B aby rescue is the ultimate volunteer experience. At Hope of Life International, a Christian mission in rural Guatemala , a rescue team springs into action when news arrives that a baby is dangerously ill in a nearby mountain village. The mission, which hosts hundreds of volunteers from North America every month, sends a caravan of Jeeps, canoes and an ambulance to bring the child to its hospital. On the charity’s website, you can see photos of volunteers, their faces rapt with grim determination, walking down a steep mountain path or fording a river, holding tiny babies wrapped in blankets. A video shows dramatic scenes in which Carlos Vargas, Hope of Life’s founder, rescues a baby alongside volunteers, the music pulsing and urgent. “Every second, every minute matters,” Vargas says. “Maybe if we reach her an hour late, we lose her.”
Hope of Life has scouts who work in these mountain villages, looking for sick infants. Although time is of the essence, when they find an ailing baby, the scouts do not bring them directly to the hospital. Instead, they alert the organisation, which assembles a team, accompanied by volunteers, to collect them. Many volunteers who come to Hope of Life are drawn by the dream of taking part in one of these expeditions: they get to save lives, and have a transformational encounter. One woman wrote in a blogpost about her experience: “This is what we came for. This is what I have been waiting for. This is what they’ve been waiting for.”
Every year, millions of people from wealthy nations travel to poor countries, hoping to do good. University students want to spend a school break or part of a summer giving back, perhaps even to improve their CV. Christians go with their churches for one- or two-week missions. All seek personal growth, connection to those less fortunate, and the satisfaction of making a difference. For many, the destination is an orphanage, where they aim to bring joy to needy children in the brief time they can spare.
The aspiration to help the most vulnerable children is a noble one, but the booming business of “voluntourism” sustains practices and institutions that actually do harm. There is no such thing as a “good” orphanage, according to child development experts. Eighty years of research confirms that children do best in a family. They are far more likely to experience abuse, cruelty or neglect in an institution than in any other setting. Even in a well-run facility, children do not develop normally.
In wealthy countries, the institutionalisation of children has almost completely stopped. Instead, governments offer services that can help families keep children with them; if that is not possible, they seek adoptive parents or foster families. These solutions are imperfect.
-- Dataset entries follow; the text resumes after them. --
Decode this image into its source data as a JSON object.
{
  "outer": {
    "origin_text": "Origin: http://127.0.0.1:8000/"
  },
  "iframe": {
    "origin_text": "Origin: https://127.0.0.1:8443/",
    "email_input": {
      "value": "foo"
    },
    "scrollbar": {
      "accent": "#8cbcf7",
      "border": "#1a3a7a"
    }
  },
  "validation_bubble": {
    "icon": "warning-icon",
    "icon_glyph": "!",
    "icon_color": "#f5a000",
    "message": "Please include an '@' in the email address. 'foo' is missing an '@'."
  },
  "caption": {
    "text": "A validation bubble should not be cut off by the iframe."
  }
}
Some foster families are abusive; children, especially those most in need of a steady home, can get shuffled from one family to another. “But nobody is advocating going back to institutions,” says Philip Goldman, the founder and president of Maestral International, a Minneapolis-based organisation that advises on social welfare and child protection.
Almost every poor country, by contrast, still puts children in institutions, even though the vast majority of those children have families. Wealthy countries, who consider orphanages harmful for their own children, nonetheless provide a stream of charitable giving that makes orphanages viable businesses abroad. And orphanages need “orphans”. Parents may hand over children because they have special needs, or because the family can’t afford to send them to school. “It’s a huge pull factor: if they can get food, health care, education, specialised services, parents make a decision they think is in the best interests of the children,” says Shannon Senefeld, senior vice president for overseas operations at Catholic Relief Services.
Save the Children looked at orphanages in Sri Lanka in 2005 and found that 92% of children had a living parent. A 2006 survey by Unicef in Liberia found that 98% of children living in orphanages were not orphans.
Donors from wealthy countries – most often, religious groups – often establish orphanages in response to a crisis. But after the crisis is over, donations keep arriving, so the institution stays open. In Aceh, Indonesia, after the 2004 tsunami, hundreds of institutions for children were opened. But Maestral found that more than 97% of the children in them were brought by their families so they could get an education. “Very few of the children had been affected by the tsunami at all,” says Goldman.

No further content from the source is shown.